There are theories that say that moral claims aim to point out some fact that, itself, would motivate an agent to behave differently. Those claims that exist. Beliefs only interact with the desires that an agent already has - they do not create new desires or modify existing desires. The reward-learning system modifies desires. But the reward-learning system does not respond to facts. It responds to rewards (such as praise) and punishments (such as condemnation).

You can respond sensibly to my claim that you should not lie by providing evidence that people, in fact, do not generally have reasons to praise those who are honest and condemn those who are dishonest. Or, you can respond to a claim that homosexual acts are wrong by pointing out that people do not really have reasons to praise those who refrain from homosexual acts and condemn those who engage in such acts. Thus, the praise or condemnation you offer is not, in fact, praise or condemnation that people actually have genuine reasons to give. It is unjustified praise and condemnation, grounded, ultimately, on the false beliefs or malicious interests (interests or desires that people generally have reason to condemn) of those who provide it.

You may respond that this is not what you mean by the word "should", or that you do not agree with the claim that this captures how the word is actually used.
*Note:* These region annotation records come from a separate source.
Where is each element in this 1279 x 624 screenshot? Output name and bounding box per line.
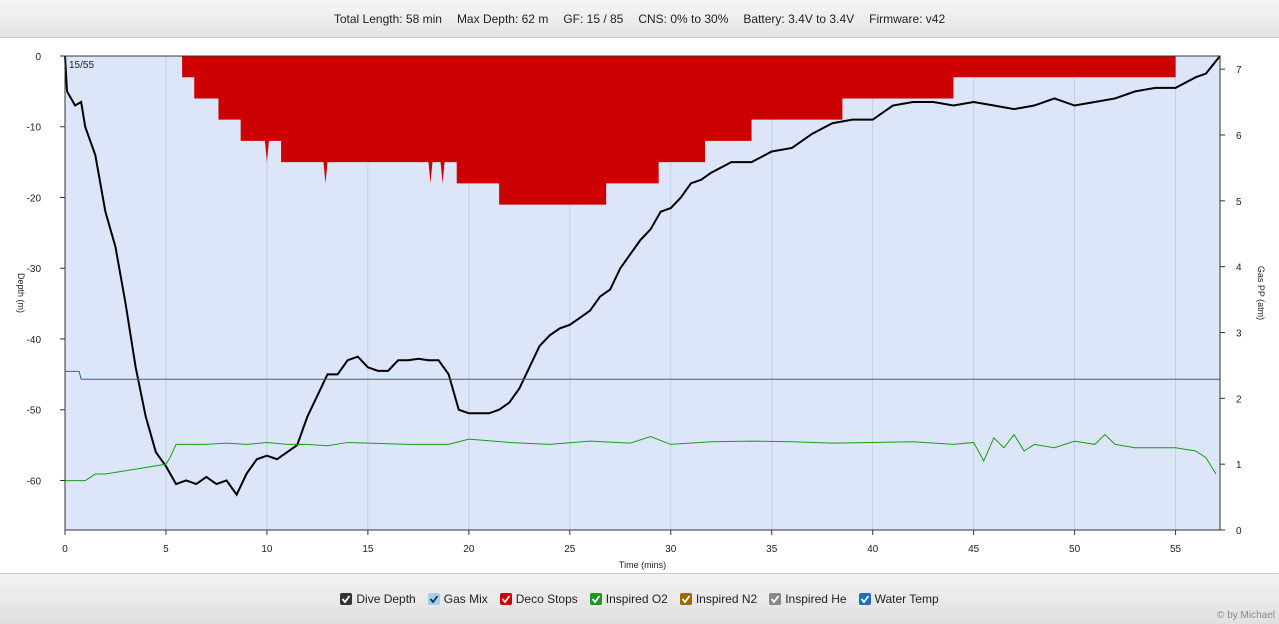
footer: Dive Depth Gas Mix Deco Stops Inspired O2 In…	[0, 573, 1279, 624]
series-line	[64, 55, 1221, 497]
legend-item: Inspired He	[769, 592, 847, 606]
legend-checkbox	[858, 593, 871, 605]
x-tick-label: 55	[1170, 544, 1182, 555]
y-tick-label: -40	[27, 335, 42, 346]
chart: 0 5 10 15 20 25 30 35 40 45 50 550-10-20-30-40-50-6…	[16, 52, 1266, 570]
x-axis-label: Time (mins)	[619, 560, 666, 570]
plot-border	[64, 55, 1221, 531]
legend-item: Gas Mix	[427, 592, 488, 606]
y-tick-label: 0	[35, 52, 41, 63]
y2-tick-label: 3	[1236, 329, 1242, 340]
legend-checkbox	[499, 593, 512, 605]
legend-checkbox	[589, 593, 602, 605]
legend-label: Inspired O2	[605, 592, 668, 606]
y-axis-label: Depth (m)	[16, 273, 26, 313]
y2-tick-label: 0	[1236, 526, 1242, 537]
stat: Firmware: v42	[869, 11, 946, 26]
x-tick-label: 40	[867, 544, 879, 555]
y-tick-label: -10	[27, 123, 42, 134]
stat: GF: 15 / 85	[563, 11, 624, 26]
legend-item: Water Temp	[858, 592, 939, 606]
legend-checkbox	[679, 593, 692, 605]
legend-item: Dive Depth	[340, 592, 416, 606]
legend-label: Water Temp	[874, 592, 939, 606]
series-line	[65, 433, 1217, 482]
deco-area	[182, 56, 1176, 205]
y2-tick-label: 4	[1236, 263, 1242, 274]
check	[342, 595, 351, 604]
x-tick-label: 10	[261, 544, 273, 555]
legend-item: Inspired O2	[589, 592, 668, 606]
x-tick-label: 15	[362, 544, 374, 555]
x-tick-label: 35	[766, 544, 778, 555]
legend-checkbox	[769, 593, 782, 605]
series-line	[65, 370, 1220, 380]
check-icon	[429, 595, 438, 604]
legend-checkbox	[427, 593, 440, 605]
legend-label: Deco Stops	[515, 592, 578, 606]
y2-tick-label: 2	[1236, 394, 1242, 405]
legend-label: Inspired N2	[695, 592, 758, 606]
y2-tick-label: 6	[1236, 131, 1242, 142]
x-tick-label: 45	[968, 544, 980, 555]
legend-item: Inspired N2	[679, 592, 758, 606]
check	[681, 595, 691, 604]
check	[429, 595, 438, 604]
y-tick-label: -50	[27, 406, 42, 417]
x-tick-label: 30	[665, 544, 677, 555]
x-tick-label: 25	[564, 544, 576, 555]
legend-checkbox	[340, 593, 353, 605]
check-icon	[771, 595, 780, 604]
legend: Dive Depth Gas Mix Deco Stops Inspired O2 In…	[0, 592, 1279, 606]
y2-axis-label: Gas PP (atm)	[1256, 266, 1266, 320]
check	[771, 595, 780, 604]
legend-item: Deco Stops	[499, 592, 578, 606]
header: Total Length: 58 min Max Depth: 62 m GF: 1…	[0, 0, 1279, 38]
check-icon	[501, 595, 510, 604]
check	[591, 595, 601, 604]
check-icon	[342, 595, 351, 604]
x-tick-label: 20	[463, 544, 475, 555]
x-tick-label: 0	[62, 544, 68, 555]
x-tick-label: 50	[1069, 544, 1081, 555]
check	[501, 595, 510, 604]
stat: CNS: 0% to 30%	[638, 11, 729, 26]
y2-tick-label: 5	[1236, 197, 1242, 208]
check	[860, 595, 869, 604]
check-icon	[860, 595, 869, 604]
y-tick-label: -30	[27, 264, 42, 275]
check-icon	[591, 595, 601, 604]
y2-tick-label: 1	[1236, 460, 1242, 471]
stat: Max Depth: 62 m	[456, 11, 549, 26]
legend-label: Inspired He	[785, 592, 847, 606]
stat: Battery: 3.4V to 3.4V	[743, 11, 855, 26]
legend-label: Gas Mix	[443, 592, 488, 606]
annotation: 15/55	[69, 60, 94, 71]
stat: Total Length: 58 min	[333, 11, 442, 26]
check-icon	[681, 595, 691, 604]
x-tick-label: 5	[163, 544, 169, 555]
y-tick-label: -60	[27, 476, 42, 487]
credit: © by Michael	[1217, 610, 1275, 621]
y-tick-label: -20	[27, 193, 42, 204]
legend-label: Dive Depth	[356, 592, 416, 606]
y2-tick-label: 7	[1236, 65, 1242, 76]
Neither of these counter-claims are actually worth a great deal of effort. Neither proves that the substantive claims of this theory are false. They are merely disagreements over the language used in expressing those substantive claims, not the substantive claims themselves.

Regardless of the words people actually use, the substantive claim that people generally have many and strong reasons to use rewards (such as praise) and punishments (such as condemnation) to promote a desire to be honest and an aversion to lying remains true. The fact that you - and people generally - often have reason to bargain only with those who have an aversion to breaking promises remains true. They are true no matter what language you decide to speak when making these claims.